Layaknya para pecandu rokok. Mereka akan merasa ada yang kurang, bahkan gelisa
ketika tidak merokok. Begitu pula para pecandu pornografi, mereka akan terus
mencari dan mendapatkan konten pornografi sampai mereka menemukan kesenangan
dan kepuasan.
Yang keempat adalah oksitosin. Hormon ini
diproduksi ketika para pecandu mengkonsumsi konten pornografi sehingga ia akan
merasa ada ikatan antara dirinya dan pornografi. Inilah yang membuat para
pecandu tersebut merasa rindu ketika lama tidak mengakses konten pornografi.
Untuk dampak secara
sosial, masalah adiksi ini akan berimbas kepada peningkatan angka kejahatan dan
penyimpangan seksual seperti virtual rape. pedofilia, dan sodomi; pepping,
bestially , sadomasokisme & masokisme dll.

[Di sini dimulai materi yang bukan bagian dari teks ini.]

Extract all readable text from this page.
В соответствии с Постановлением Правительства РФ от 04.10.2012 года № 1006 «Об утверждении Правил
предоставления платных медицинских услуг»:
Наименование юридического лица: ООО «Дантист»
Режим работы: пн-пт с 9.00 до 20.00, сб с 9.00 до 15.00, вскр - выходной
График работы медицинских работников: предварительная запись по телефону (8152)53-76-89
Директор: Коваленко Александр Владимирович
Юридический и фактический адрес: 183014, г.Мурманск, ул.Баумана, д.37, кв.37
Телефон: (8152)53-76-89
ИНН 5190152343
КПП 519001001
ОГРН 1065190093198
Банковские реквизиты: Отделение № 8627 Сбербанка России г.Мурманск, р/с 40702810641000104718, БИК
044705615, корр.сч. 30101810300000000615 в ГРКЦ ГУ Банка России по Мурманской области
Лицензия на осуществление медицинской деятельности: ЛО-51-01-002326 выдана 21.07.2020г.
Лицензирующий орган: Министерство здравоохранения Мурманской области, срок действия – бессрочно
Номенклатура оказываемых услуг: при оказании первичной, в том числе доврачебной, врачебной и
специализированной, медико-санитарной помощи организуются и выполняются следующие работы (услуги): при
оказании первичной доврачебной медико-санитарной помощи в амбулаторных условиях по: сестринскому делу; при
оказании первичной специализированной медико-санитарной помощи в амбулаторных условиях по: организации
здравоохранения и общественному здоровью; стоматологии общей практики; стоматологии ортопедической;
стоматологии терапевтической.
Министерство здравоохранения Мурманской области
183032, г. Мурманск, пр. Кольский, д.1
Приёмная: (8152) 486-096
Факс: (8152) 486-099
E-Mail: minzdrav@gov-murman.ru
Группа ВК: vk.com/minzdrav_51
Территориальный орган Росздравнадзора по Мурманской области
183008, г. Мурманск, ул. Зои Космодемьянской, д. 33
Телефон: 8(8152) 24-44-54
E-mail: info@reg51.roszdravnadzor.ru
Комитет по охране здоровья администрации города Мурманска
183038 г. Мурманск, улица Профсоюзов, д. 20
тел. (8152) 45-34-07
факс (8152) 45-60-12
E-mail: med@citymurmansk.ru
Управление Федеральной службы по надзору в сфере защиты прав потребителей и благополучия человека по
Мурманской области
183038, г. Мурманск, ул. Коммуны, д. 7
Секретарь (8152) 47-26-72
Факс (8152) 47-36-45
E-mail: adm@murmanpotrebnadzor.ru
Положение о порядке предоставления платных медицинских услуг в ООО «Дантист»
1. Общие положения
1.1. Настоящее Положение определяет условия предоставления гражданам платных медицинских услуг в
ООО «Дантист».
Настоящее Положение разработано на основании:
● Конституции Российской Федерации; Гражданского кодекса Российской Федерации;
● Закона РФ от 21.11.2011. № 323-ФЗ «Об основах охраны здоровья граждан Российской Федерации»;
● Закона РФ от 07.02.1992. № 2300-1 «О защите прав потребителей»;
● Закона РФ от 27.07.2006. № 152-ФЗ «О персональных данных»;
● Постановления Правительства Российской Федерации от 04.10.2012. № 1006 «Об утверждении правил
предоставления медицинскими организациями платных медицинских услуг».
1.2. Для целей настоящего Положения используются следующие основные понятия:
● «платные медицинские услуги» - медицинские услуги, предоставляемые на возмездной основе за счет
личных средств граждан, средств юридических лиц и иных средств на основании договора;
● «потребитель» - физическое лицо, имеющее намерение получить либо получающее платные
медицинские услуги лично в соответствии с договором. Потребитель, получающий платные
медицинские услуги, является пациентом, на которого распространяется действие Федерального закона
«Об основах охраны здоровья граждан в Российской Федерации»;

Sampai kapan anak negeri ini hidup dalam adiksi pornografi?
Yang jelas, jawaban
dari pertanyaan tersebut berawal dari sikap arif dan daya olah teknologi secara positif serta kepedulian untuk hidup lebih
sehat tanpa pornografi. Dan yang terpenting dari semua itu adalah peningkatan
kualitas iman sebagai filter dari beragam gempuran konten pornografi saat ini. (HQ)
Sumber:
Diah Viska Rahmawati, Noor Rochman Hadjam, Tina Afiatin. 2002.
“Hubungan Antara Kecenderungan Perilaku
Mengakses Situs Porno Dan Religiusitas Pada Remaja”. Jurnal Psikologi.(Yogyakarta:Universitas Gadjah
Mada).
Kompasiana.com
Siabangpedia.bliogspot.com dan berbagai sumber terkait.